Design of electron shuttling polymers for regulation of cell metabolism

Research Project

Project/Area Number 18J14910
Research InstitutionThe University of Tokyo
Research Fellow 金子 真大  東京大学, 工学系研究科, 特別研究員(DC2)
Project Period (FY) 2018-04-25 – 2020-03-31
Keywords細胞内レドックス状態 / リン脂質ポリマー / 細胞膜透過性ポリマー / 生物電気化学 / 細胞外電子移動 / 代謝 / ミトコンドリア / がん細胞
Outline of Annual Research Achievements

電子伝達系は、エネルギー代謝の中心を担っており、そのレドックス状態は様々な生細胞の代謝に対して大きな影響を有している。そのため、電子伝達系レドックス状態を制御する技術は、エネルギー・環境・医療といった多様な分野に貢献する。先行研究において、生体親和性・細胞膜透過性を有しフェロセン類を酸化還元ユニットとする両親媒性電子輸送ポリマーpMFcと電気化学的手法を用いることで、細胞内のレドックス状態を制御する手法は実現していた。しかし、電子輸送ポリマーと目的の細胞内酸化還元種とを選択的に反応させる手法は、全く確立されていなかった。本研究では、電子輸送ポリマーの設計自由度の高さを生かし、(1) pMFcへの疎水性ユニットの導入、(2) pMFc酸化還元ユニットのキノン類への置換という二つの分子設計戦略により、電子伝達系と選択的に電子授受を行う電子輸送ポリマーの開発を目指した。
本年度では方針(1)の妥当性について集中的に検討した。疎水性ユニット含有率、酸化還元状態の異なるpMFcポリマー物性評価の結果、反応選択性実現のためには酸化還元ユニットが酸化体・還元体どちらの状態でも疎水性を有していることが望ましいことが明らかになった。さらに本年度は、これまで対象とされてきた微生物細胞だけでなく、哺乳類細胞に対しても電子輸送ポリマーの適用を実施した。pMFcとヒト乳腺がん細胞由来MDA-MB-231細胞を用いた検討の結果、本手法が哺乳類細胞に対しても有効であることを見出した。

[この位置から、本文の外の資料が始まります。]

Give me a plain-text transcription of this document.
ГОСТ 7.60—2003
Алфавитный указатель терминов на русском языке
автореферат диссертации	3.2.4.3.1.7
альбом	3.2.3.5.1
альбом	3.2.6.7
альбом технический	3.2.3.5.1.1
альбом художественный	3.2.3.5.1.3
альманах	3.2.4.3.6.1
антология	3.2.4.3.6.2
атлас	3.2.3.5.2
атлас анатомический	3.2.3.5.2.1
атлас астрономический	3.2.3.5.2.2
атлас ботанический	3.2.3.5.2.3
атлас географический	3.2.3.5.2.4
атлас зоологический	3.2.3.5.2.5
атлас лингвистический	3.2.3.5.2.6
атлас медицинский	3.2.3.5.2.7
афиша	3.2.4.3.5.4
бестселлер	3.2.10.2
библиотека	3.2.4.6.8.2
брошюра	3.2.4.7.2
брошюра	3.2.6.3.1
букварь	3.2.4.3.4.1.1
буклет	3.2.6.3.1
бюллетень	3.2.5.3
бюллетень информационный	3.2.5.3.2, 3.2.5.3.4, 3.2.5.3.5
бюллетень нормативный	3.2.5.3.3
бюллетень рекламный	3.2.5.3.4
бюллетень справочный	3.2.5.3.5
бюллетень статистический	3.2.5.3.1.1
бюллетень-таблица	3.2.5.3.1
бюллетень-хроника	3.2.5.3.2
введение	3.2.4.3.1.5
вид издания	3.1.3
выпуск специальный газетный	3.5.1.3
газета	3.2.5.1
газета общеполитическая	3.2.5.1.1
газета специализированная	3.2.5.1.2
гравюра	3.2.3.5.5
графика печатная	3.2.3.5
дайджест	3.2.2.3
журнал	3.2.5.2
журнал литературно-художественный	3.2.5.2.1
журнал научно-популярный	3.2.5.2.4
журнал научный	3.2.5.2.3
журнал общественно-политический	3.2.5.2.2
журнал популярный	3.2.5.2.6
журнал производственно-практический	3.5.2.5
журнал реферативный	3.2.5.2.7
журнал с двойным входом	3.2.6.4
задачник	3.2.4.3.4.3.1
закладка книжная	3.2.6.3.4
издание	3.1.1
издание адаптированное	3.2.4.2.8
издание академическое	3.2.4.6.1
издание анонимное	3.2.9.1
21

Current Status of Research Progress
Current Status of Research Progress

2: Research has progressed on the whole more than it was originally planned.

Reason

電子輸送ポリマーpMFcの物性検討により、pMFcが酸化体となった時に、フェロセンがフェロセニウムカチオンになることで、ポリマーが完全に親水的になることを見出した。この結果を踏まえると、フェロセン類を酸化還元ユニットとして用いた場合、酸化還元ユニットがポリマー会合体外部に露出することになり、細胞質中の親水性酸化還元種と反応してしまうことが懸念される。実際に、疎水性n-butyl methacrylate (BMA)ユニットが導入されたポリマーと親水性酸化還元種の反応性を評価したところ、BMAユニットの増加による反応性の低下は見られなかった。したがって、本研究が目指す反応選択性を実現するためには、酸化体と還元体のどちらの状態でも疎水性を有していることが望ましく、方針(2)の酸化還元ユニットのキノン類への置換が有望な手法であることが示唆された。
また、本手法の適用生物種を拡張するため、これまで用いてきた微生物細胞だけでなく、哺乳類細胞への応用にも取り組んだところ、本手法は哺乳類細胞に対しても有効であることが確認された。ヒト乳腺がん由来のMDA-MB-231をモデル細胞として、pMFcの細胞への影響を検討した。還元体pMFcは細胞生存率に影響を与えなかった一方で、酸化体pMFcにおいては、濃度依存的に細胞生存率が低下する傾向が認められた。さらに、酸化体pMFcはアポトーシスを誘導していることが確認された。これらの結果は、pMFcを介した電子引き抜きによりがん細胞内のレドックス状態に摂動が与えられ、がん細胞にアポトーシスが誘導されたことを示唆している。以上から、電子輸送ポリマーが、がん細胞の新規増殖抑制手法として利用可能であることが期待される。
以上のように、本年度において電子輸送ポリマーの設計指針が明確化し、適用細胞種の拡張が実現したため、期待通り研究が進展していると考えられる。

Strategy for Future Research Activity

酸化体と還元体のどちらの状態でも疎水性が保たれたキノン類を酸化還元ユニットとする電子輸送ポリマーの合成に取り組む。電子輸送ポリマーと抽出ミトコンドリアを用いて、ポリマーとミトコンドリアの反応性を検討する。また、電子輸送ポリマーの細胞内で反応性の評価のため、ポリマーを微生物細胞や哺乳類細胞に適用し、細胞内の発酵生成物や酸化還元活性種(ニコチンアミドアデニンジヌクレオチド、グルタチオンなど)の濃度・酸化還元状態の測定を行う。

Research Products

(4 results)

All 2018

All Presentation (4 results) (of which Int'l Joint Research: 1 results)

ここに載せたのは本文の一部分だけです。